Chacun son métier #10

Le milieu du livre au Québec s’est déjà mieux porté. Est-il en crise réelle ou simplement en mutation ? L’un force l’autre d’après moi et il faudra s’ajuster en conséquence. Il y aura des perdants et des gagnants, c’est la loi du marché. Actuellement, ma grande crainte est de voir disparaître les bons éditeurs au profit de l’édition commerciale. Ce serait dommage pour les vrais amateurs de livres.
Si l’édition commerciale a tant pris de place au cours des dernières années, c’est parce qu’on a voulu démocratiser le livre en le rendant accessible au plus grand nombre. On l’a d’abord sorti des librairies et on en a disséminé un peu partout pour être bien certain que Monsieur et Madame Toutlemonde ne puissent avoir aucune raison de ne pas en acheter en faisant leur épicerie, en magasinant leurs vêtements et en allant chercher leur prescription à la pharmacie. Non seulement on a mis le livre sur leur route sans leur montrer la bonne, celle qui mène aux librairies, on les a appâtés en leur offrant « des bas prix de tous les jours » auxquels ils n’ont pu résister.
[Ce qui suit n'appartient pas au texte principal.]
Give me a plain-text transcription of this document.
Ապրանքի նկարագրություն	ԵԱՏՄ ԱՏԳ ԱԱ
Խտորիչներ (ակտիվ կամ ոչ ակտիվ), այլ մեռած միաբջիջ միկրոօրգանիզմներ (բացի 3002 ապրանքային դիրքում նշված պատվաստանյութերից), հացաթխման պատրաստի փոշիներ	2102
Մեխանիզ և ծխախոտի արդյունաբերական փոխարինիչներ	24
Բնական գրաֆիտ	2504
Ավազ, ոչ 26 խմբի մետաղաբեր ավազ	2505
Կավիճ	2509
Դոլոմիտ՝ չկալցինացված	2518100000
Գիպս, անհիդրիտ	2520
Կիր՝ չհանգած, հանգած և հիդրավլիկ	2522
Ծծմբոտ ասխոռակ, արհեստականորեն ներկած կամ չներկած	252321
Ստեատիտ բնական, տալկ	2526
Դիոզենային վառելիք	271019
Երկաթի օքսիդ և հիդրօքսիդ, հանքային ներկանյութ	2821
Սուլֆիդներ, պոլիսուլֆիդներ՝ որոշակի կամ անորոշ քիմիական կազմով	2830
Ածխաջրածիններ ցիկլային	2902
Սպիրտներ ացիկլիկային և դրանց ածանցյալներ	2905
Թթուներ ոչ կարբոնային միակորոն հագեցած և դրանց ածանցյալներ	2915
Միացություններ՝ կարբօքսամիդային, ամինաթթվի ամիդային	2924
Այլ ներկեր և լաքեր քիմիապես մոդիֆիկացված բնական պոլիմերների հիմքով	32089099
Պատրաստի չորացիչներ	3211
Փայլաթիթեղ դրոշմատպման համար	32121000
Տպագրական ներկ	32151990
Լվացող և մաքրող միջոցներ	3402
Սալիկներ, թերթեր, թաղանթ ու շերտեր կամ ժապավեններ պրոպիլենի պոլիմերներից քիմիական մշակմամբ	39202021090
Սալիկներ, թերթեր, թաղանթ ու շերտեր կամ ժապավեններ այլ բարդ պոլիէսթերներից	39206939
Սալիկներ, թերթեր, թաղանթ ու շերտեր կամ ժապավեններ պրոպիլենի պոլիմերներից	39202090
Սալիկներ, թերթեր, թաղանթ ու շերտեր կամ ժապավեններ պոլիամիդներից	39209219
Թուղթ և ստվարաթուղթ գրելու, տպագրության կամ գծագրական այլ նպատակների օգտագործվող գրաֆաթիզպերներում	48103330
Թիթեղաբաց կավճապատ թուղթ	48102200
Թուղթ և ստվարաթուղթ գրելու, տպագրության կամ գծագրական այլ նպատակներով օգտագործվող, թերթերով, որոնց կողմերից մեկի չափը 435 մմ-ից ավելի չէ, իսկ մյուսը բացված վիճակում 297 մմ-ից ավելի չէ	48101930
Comme la stratégie a bien fonctionné, on a commencé à façonner de l’édition grand public en publiant n’importe quoi en autant que ça vende.
On a aussitôt vu le marché inondé de sous produits ressemblant pourtant à des livres. Ils en ont la forme et l’apparence, mais n’en ont pas la qualité, du moins celle digne des bons éditeurs soucieux d’offrir un contenu de qualité aux lecteurs. La recette est fort simple : on surfe sur les idées à la mode autant dans le roman que dans le livre pratique, on imprime en Chine et on les destine aux grandes surfaces. Le but n’est que de vendre pour vendre. Comme ce sont, en apparence, des livres, ces sous produits se retrouvent également dans les libraires aussi indépendantes soient-elles, ce qui laisse de moins en moins de place sur les tablettes pour l’édition de qualité.
C’est dommage qu’au Québec le livre soit devenu une course à l’argent dans un domaine où il n’y en a pas tant que ça à faire. On a saturé le marché et on est en train de dénaturer la fonction première du livre en publiant de la cochonnerie à tour de bras. À long terme, ça me fait peur. J’ai peur que les vrais lecteurs qui cherchent à lire des livres intelligents et bien édités n’aient plus rien pour satisfaire leur esprit avide de connaissances et de belles rencontres littéraires. J’ai peur que ces mêmes lecteurs désertent de plus en plus les librairies à force d’avoir l’impression de ne plus y trouver leur compte.
Démocratiser le livre est peut-être une bonne chose en soi, mais le prix à payer est probablement trop élevé. J’aimerais qu’on le ramène à sa place, dans les librairies et qu’il retrouve ses qualités et surtout le lectorat qu’il mérite.
Mon discours est élitiste et je l’assume entièrement.
Prochain billet : la « glamourisation » du livre

Une réflexion au sujet de « Chacun son métier #10 »

  1. Les éditeurs sont très inégaux. Certaines maisons n’ont aucune réelle direction littéraire, à peine de la correction. La lecture en devient très pénible. La baisse de qualité de certains livres nuit aux autres.
    Ça nuit aux lecteurs, on nivèle par le bas et ça nuit aussi aux auteurs. J’ai envie de dire les vrais (et je m’inclus là-dedans, bien sûr :-p)
    Et comme Élisabeth Tremblay parle sur son blog, le prix des livres au Québec augmente beaucoup. Les bons livres deviendraient hors de prix… encore moins accessibles?